Ticket #1001 (closed enhancement: invalid)

Opened 21 months ago

Last modified 21 months ago

special operators without macro definition

Reported by: informatimago Owned by:
Priority: minor Milestone:
Component: Compiler Version: trunk
Keywords: special-operator macro Cc:

Description

The following special operators don't have a corresponding macro definition.

ccl:nfunction 
ccl:compiler-let 
ccl::ppc-lap-function 
ccl::with-variable-c-frame 
ccl::with-c-frame 
ccl::fbind 

While the standard doesn't specify anything for special operators not in the CL package, it would still be nice if they followed the same rule as for CL macros implemented as special operators:

3.1.2.1.2.2 Macro Forms
An implementation is free to implement any macro operator as a special operator, 
but only if an equivalent definition of the macro is also provided. 

since this would ensure that portable code walkers can be written.

Change History

comment:1 Changed 21 months ago by gb

  • Status changed from new to closed
  • Resolution set to invalid

As the passage you quote states, implementations are required to provide macro definitions of things defined in the standard to be macros (e.g., MULTIPLE-VALUE-BIND) even if that operator is treated specially.

It would not make sense for an implementation to be required to provide macro definitions of things defined to be special operators (or of internal things defined to be special operators in that implementation.) What would the macro definition of GO be ? Of IF ? Of CCL::WITH-VARIABLE-C-FRAME ?

A code walker needs to use specialized knowledge of a special form's syntax and semantics in order to walk that form. This is true regardless of whether the form's operator is IF or CCL::WITH-VARIABLE-C-FRAME or a few dozen other things for which macro definitions generally aren't possible.
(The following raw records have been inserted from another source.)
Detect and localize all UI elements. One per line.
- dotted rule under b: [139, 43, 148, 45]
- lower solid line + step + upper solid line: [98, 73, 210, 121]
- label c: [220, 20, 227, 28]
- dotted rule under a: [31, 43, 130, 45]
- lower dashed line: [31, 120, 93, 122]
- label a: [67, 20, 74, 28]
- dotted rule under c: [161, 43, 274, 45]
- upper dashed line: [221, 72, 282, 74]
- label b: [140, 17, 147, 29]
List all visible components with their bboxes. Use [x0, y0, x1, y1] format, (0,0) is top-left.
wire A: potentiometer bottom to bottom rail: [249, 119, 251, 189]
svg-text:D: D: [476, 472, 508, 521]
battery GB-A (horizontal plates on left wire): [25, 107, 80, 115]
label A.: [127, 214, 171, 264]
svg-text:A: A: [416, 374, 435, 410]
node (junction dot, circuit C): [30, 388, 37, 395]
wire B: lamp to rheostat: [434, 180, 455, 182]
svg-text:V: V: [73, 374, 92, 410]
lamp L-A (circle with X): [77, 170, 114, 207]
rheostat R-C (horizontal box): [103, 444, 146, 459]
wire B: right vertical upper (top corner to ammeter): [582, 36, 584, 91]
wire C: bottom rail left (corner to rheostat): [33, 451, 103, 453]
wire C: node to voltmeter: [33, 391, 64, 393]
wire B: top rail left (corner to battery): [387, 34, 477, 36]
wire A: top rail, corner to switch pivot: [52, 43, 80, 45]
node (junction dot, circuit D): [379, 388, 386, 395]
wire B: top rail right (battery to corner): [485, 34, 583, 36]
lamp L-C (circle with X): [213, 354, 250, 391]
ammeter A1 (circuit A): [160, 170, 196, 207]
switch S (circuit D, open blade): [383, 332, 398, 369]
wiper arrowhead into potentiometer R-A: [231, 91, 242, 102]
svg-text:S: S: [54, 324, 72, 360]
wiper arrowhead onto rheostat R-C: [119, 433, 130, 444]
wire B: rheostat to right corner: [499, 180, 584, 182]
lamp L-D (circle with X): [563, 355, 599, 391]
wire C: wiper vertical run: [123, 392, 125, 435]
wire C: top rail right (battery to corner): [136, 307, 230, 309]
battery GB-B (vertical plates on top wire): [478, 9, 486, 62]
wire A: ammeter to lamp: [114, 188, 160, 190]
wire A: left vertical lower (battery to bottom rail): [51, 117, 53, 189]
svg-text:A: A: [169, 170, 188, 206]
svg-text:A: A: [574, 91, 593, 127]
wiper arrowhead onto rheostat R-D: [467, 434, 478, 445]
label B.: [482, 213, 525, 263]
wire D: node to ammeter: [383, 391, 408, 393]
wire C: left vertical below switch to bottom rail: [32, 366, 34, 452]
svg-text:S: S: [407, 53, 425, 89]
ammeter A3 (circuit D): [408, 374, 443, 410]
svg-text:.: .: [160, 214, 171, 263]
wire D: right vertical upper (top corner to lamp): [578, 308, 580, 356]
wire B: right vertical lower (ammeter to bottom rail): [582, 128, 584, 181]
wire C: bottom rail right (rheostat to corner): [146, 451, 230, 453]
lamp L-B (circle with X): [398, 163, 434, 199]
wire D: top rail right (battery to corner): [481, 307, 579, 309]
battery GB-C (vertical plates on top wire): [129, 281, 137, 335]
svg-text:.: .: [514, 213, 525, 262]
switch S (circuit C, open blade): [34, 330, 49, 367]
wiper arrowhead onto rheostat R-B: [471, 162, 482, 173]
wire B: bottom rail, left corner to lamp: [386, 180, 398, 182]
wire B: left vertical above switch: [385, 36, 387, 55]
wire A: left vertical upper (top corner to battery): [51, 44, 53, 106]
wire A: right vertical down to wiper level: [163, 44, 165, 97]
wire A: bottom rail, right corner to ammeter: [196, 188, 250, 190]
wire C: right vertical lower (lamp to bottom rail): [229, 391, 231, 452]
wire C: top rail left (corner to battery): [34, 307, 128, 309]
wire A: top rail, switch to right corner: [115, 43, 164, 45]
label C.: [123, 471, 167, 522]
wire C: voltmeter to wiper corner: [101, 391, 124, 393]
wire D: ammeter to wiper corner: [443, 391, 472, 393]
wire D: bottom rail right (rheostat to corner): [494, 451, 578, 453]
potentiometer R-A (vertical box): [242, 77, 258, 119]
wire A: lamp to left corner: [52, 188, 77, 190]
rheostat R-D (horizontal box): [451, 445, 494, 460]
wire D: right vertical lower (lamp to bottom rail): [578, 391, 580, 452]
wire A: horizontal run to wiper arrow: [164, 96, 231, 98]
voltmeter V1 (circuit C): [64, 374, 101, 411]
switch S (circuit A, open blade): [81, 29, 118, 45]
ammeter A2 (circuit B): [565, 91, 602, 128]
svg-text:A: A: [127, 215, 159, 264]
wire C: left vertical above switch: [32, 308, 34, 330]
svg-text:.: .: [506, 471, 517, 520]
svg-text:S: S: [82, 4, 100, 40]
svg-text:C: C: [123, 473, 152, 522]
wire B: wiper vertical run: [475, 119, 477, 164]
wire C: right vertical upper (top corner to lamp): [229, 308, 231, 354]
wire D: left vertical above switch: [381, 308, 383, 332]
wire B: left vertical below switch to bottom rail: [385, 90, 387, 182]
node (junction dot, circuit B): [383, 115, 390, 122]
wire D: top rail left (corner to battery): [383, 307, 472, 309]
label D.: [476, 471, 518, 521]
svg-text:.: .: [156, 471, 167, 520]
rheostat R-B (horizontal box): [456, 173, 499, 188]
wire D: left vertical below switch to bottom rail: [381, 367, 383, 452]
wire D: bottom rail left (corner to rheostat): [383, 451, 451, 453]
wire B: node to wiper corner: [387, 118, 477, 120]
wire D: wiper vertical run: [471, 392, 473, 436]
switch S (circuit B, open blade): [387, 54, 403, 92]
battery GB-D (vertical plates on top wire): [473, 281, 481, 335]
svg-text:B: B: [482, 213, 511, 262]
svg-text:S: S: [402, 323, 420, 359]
comment:2 Changed 21 months ago by informatimago

No, of course, I'm not expecting a macro for CL:GO.

But yes, for CCL::WITH-VARIABLE-C-FRAME.

I don't know what CCL::WITH-VARIABLE-C-FRAME, and since it's not exported, I should not know what it does, and I don't expect it to be documented. But if I write a code walker that expands macros in user code reaching eventually this special operator, how could it proceed?

Now, granted, depending on the purpose of the code walker, the degree of knowledge about this special operator will vary.

For simple uses, we only need to identify what arguments of unknown special operators are code and what are data. So a simple macro like:

(defmacro ccl::with-variable-c-frame (a b c) (ccl::call-variable-c-frame ',a (lambda () ,b ,c)))

here the code walker will know that a is data and b and c are lisp expressions needing to be walked.

Or, if the special operator creates some lexical bindings:

(defmacro ccl::with-variable-c-frame (a b c) (ccl::call-variable-c-frame',a ,b (lambda (,a) ,c)))

Here, the code walker will know that a is data, b is some expression (that it can walk), and that c is some other expression that it can walk in a lexical context where the symbol bound to a as a lexical binding.

Thus, you can always defer to an internal function, and it may not need to do anything.

For more complex uses, you may define the macro as an interpreter for the special operator, using only CL operators. This would allow more complex code walker uses, such as interpreting (or stepping) it. But even in this case, you can defer to a private function as above, only that function would implement the semantics of the special operator. (If you don't give details in a macro about the semantics of a non-standard special operator, the steppers or similar tools will just have to call the function and consider it one step).